U.S. regulators fine TokenLot LLC, a self described ‘ICO superstore’ and a hedge fund Crypto Asset Management LP (CAM) on the charges of operating as unregistered broker-dealers and investment company registration violation respectively.
Charging unregistered broker-dealers for selling digital tokens and registration violation by a hedge fund manager based on its investments in digital assets is a first of its kind case faced by the SEC.
According to SEC’s press release, in the first case, TokenLot, ‘the ICO superstore’, Lenny Kugel and Eli L. Lewitt, co-founders of TokenLot promoted TokenLot’s website as a way to purchase digital tokens during initial coin offerings (ICOs) and also to engage in secondary trading. TokenLot operated even after the enforcement of the DAO report which required TokenLot, Kugel, and Lewitt to be registered with the SEC as broker-dealers.
TokenLot received orders from more than 6000 investors and handled more than 200 different digital tokens, which the SEC found including securities. The business’s profits included trading profits and a percentage of the money that TokenLot raised for ICOs.
The press report also states that in response to the SEC’s investigation, TokenLot voluntarily began winding down and refunding investors’ payments for unfilled orders. TokenLot, Kugel, and Lewitt were also charged with violating the registration provisions in connection with their conduct.
Without admitting allegations, TokenLot has agreed to pay $478,929 including interest and it will retain an independent third party to destroy its remaining inventory of digital assets. The co-founders both have agreed to pay penalties of $45,000 each and have agreed to industry, penny stock bars and an investment company prohibition with the right to reapply after three years.

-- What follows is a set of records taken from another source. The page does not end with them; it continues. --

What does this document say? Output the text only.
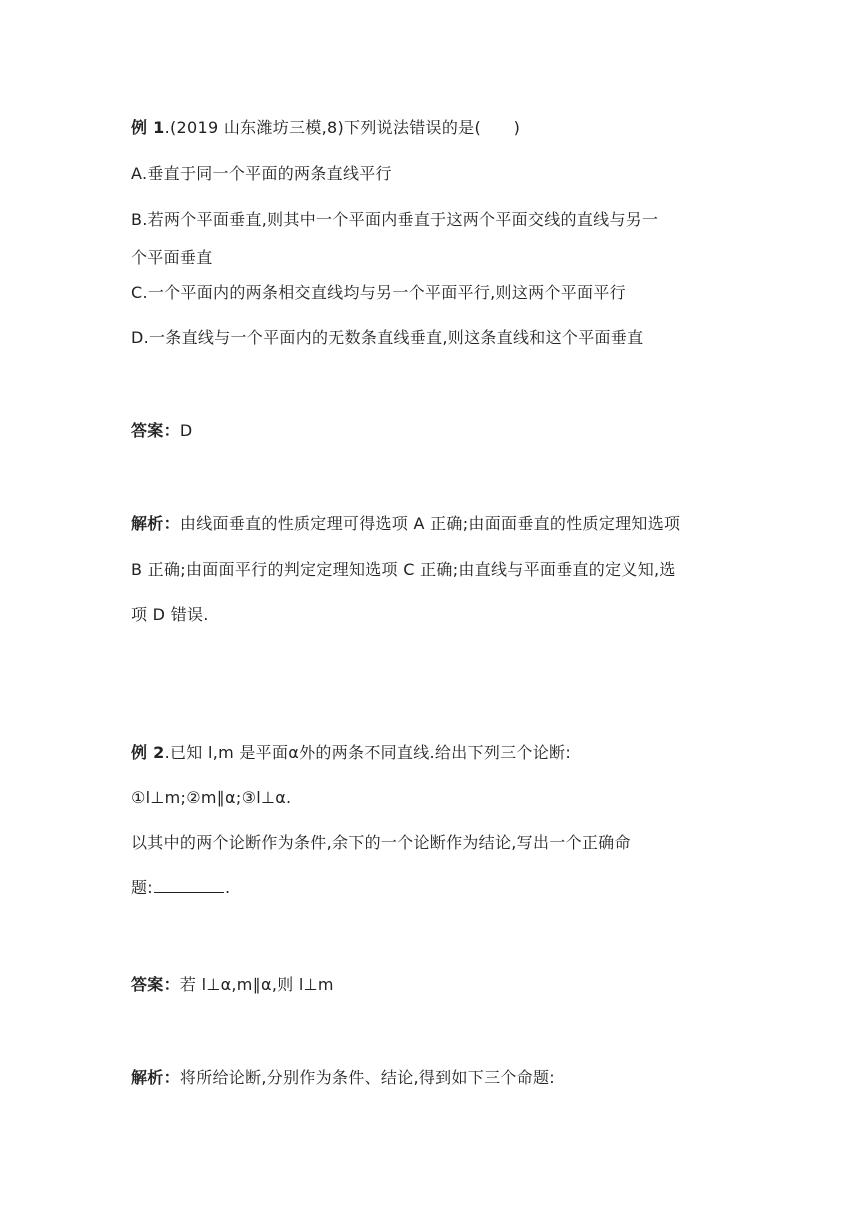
例 1.(2019 山东潍坊三模,8)下列说法错误的是(　　)

A.垂直于同一个平面的两条直线平行

B.若两个平面垂直,则其中一个平面内垂直于这两个平面交线的直线与另一

个平面垂直

C.一个平面内的两条相交直线均与另一个平面平行,则这两个平面平行

D.一条直线与一个平面内的无数条直线垂直,则这条直线和这个平面垂直

答案：D

解析：由线面垂直的性质定理可得选项 A 正确;由面面垂直的性质定理知选项

B 正确;由面面平行的判定定理知选项 C 正确;由直线与平面垂直的定义知,选

项 D 错误.

例 2.已知 l,m 是平面α外的两条不同直线.给出下列三个论断:

①l⊥m;②m∥α;③l⊥α.

以其中的两个论断作为条件,余下的一个论断作为结论,写出一个正确命

题:	.

答案：若 l⊥α,m∥α,则 l⊥m

解析：将所给论断,分别作为条件、结论,得到如下三个命题:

TokenLot said goodbye to its customers on 31st July. The goodbye message on their website sticks ‘the ever changing regulatory landscape’ for the discontinuation of their services.

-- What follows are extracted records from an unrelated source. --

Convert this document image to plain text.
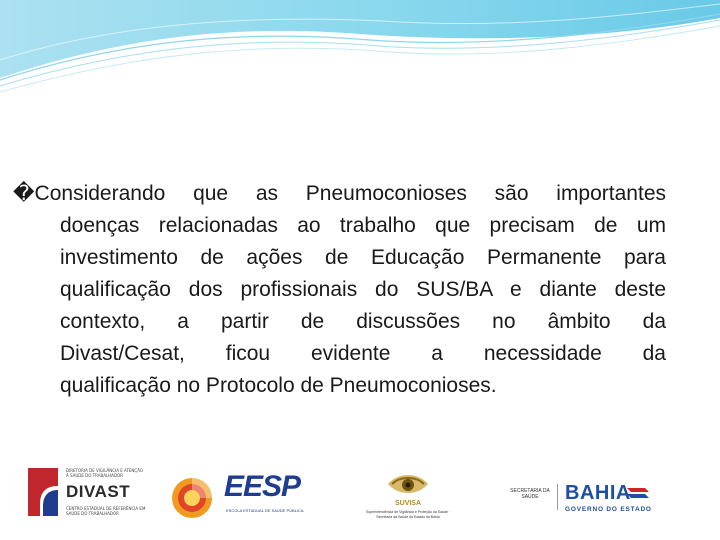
�Considerando que as Pneumoconioses são importantes
doenças relacionadas ao trabalho que precisam de um
investimento de ações de Educação Permanente para
qualificação dos profissionais do SUS/BA e diante deste
contexto, a partir de discussões no âmbito da
Divast/Cesat, ficou evidente a necessidade da
qualificação no Protocolo de Pneumoconioses.
DIRETORIA DE VIGILÂNCIA E ATENÇÃO À SAÚDE DO TRABALHADOR
DIVAST
CENTRO ESTADUAL DE REFERÊNCIA EM SAÚDE DO TRABALHADOR
EESP
ESCOLA ESTADUAL DE SAÚDE PÚBLICA
SUVISA
Superintendência de Vigilância e Proteção da Saúde · Secretaria da Saúde do Estado da Bahia
SECRETARIA DA SAÚDE	BAHIA
GOVERNO DO ESTADO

In the other case, the SEC entered an order finding that Crypto Asset Management LP (CAM) offered a fund that operated as an unregistered investment company while falsely marketing it as the “first regulated crypto asset fund in the United States.”
According to the SEC’s order, Timothy Enneking, the hedge fund manager, raised more than $3.6 million over a four-month period in late 2017 while falsely claiming that the fund was regulated by the SEC and had filed a registration statement with the agency.
CAM and Enneking agreed to the SEC’s cease-and-desist order and censure without admitting or denying the findings against them, and agreed to pay a penalty of $200,000.
Comes out that the ‘dump it’ horn sounded by the investor circles soon after the ruling came has been completely run over as almost all the cryptocurrencies are showing a positive trend in the past 24h.